Bir çok medeniyetlere evsahipliği yapmış olan Anadolu; 13.yüzyılda, Hacı Bektaş Veli’nin “Düşünce karanlığına ışık tutanlara ne mutlu”, “Nefsine ağır geleni kimseye uygulamayınız”, “Eline, beline, diline sahip ol”, “Yetmişiki milleti bir gör” anlayışı ile yoğurulur. “Yolumuz, ilim, irfan ve insanlık sevgisi üzerine kurulmuştur” diyen Hacı Bektaş Veli; öğretisinin temel ilkelerini oluşturan bu dizeleriyle, günümüz insanının ulaşmaya çalıştığı hedefi, 13.yüzyılda ortaya koyduğu görülmektedir.
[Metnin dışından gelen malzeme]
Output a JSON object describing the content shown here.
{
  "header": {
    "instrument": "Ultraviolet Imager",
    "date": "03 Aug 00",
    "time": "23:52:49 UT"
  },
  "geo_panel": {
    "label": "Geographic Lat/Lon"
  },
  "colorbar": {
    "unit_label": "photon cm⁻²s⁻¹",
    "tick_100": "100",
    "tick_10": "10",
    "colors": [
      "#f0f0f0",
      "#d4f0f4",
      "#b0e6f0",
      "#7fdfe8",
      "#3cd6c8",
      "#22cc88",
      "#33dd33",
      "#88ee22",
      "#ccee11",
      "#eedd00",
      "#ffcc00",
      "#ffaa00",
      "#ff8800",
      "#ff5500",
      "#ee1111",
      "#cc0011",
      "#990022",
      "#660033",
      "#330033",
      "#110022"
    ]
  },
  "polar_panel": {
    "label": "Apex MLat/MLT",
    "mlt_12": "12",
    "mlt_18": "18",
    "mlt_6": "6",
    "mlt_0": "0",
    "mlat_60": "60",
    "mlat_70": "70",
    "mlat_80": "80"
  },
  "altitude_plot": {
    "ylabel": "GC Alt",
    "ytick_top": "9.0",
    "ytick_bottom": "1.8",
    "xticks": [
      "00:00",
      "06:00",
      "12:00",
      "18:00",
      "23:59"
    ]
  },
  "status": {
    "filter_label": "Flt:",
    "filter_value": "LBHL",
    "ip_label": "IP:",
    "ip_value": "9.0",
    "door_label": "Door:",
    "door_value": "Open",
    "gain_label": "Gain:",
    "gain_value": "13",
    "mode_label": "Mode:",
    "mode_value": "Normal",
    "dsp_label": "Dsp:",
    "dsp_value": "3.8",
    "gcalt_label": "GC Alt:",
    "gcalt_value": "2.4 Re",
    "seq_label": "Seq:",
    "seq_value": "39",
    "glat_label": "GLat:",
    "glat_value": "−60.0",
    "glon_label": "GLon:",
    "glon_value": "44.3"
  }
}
“Hararet nardadır, sac’da değildir / Keramet baştadır, tac’da değildir / Her ne arar isen, kendinde ara / Kudüs’te, Mekke’de, Hac’da değildir” diyen Hacı Bektaş Veli, her şeyi insanda arayan; Hakk’ı kendi özünde, kendi özünü Hakk’ta bulan anlayışıyla, barışı, sevgiyi ve bilimi kendisine rehber kılmıştır. Hacı Bektaş Veli’ye duyulan ilgi, saygı ve sevgi, Alevi-Bektaşi öğretisinin temelini oluşturan “İnsan-Tanrı-Doğa” sevgisine dayanan hümanist yaşam felsefesi ve öğretisinden kaynaklanmaktadır. O’nun anlayışında dinin kaynağı tanrı korkusuna değil, tanrı sevgisine dayanır.

“Bilimden gidilmeyen yolun sonu karanlıktır”, ” Kadınları okutunuz”,” Okunacak en büyük kitap insandır” diyen Hacı Bektaş Veli, inancı hurafelerden arındıran; akla, mantığa ve sevgi temeline dayandıran; kadın ve erkek eşitliğini savunan ve döneminde Hatun Ana (Kadıncık Ana) önderliğinde kurulan Anadolu Bacıları teşkilatına büyük destek veren bir düşünce adamıdır. Halk kültürüne ve eğitimine önem veren; üretimde ve paylaşımda sosyal adalet ilkesini benimseyen; “İnsanın alnı açık ve cesur dolaşması için her şeyden önce adaletli olması gerektiğini” savunan bir düşünürdür. Engindir ve farklılıklar için söylediği çok açıktır: “Hiç bir milleti ve insanı ayıplamayınız!”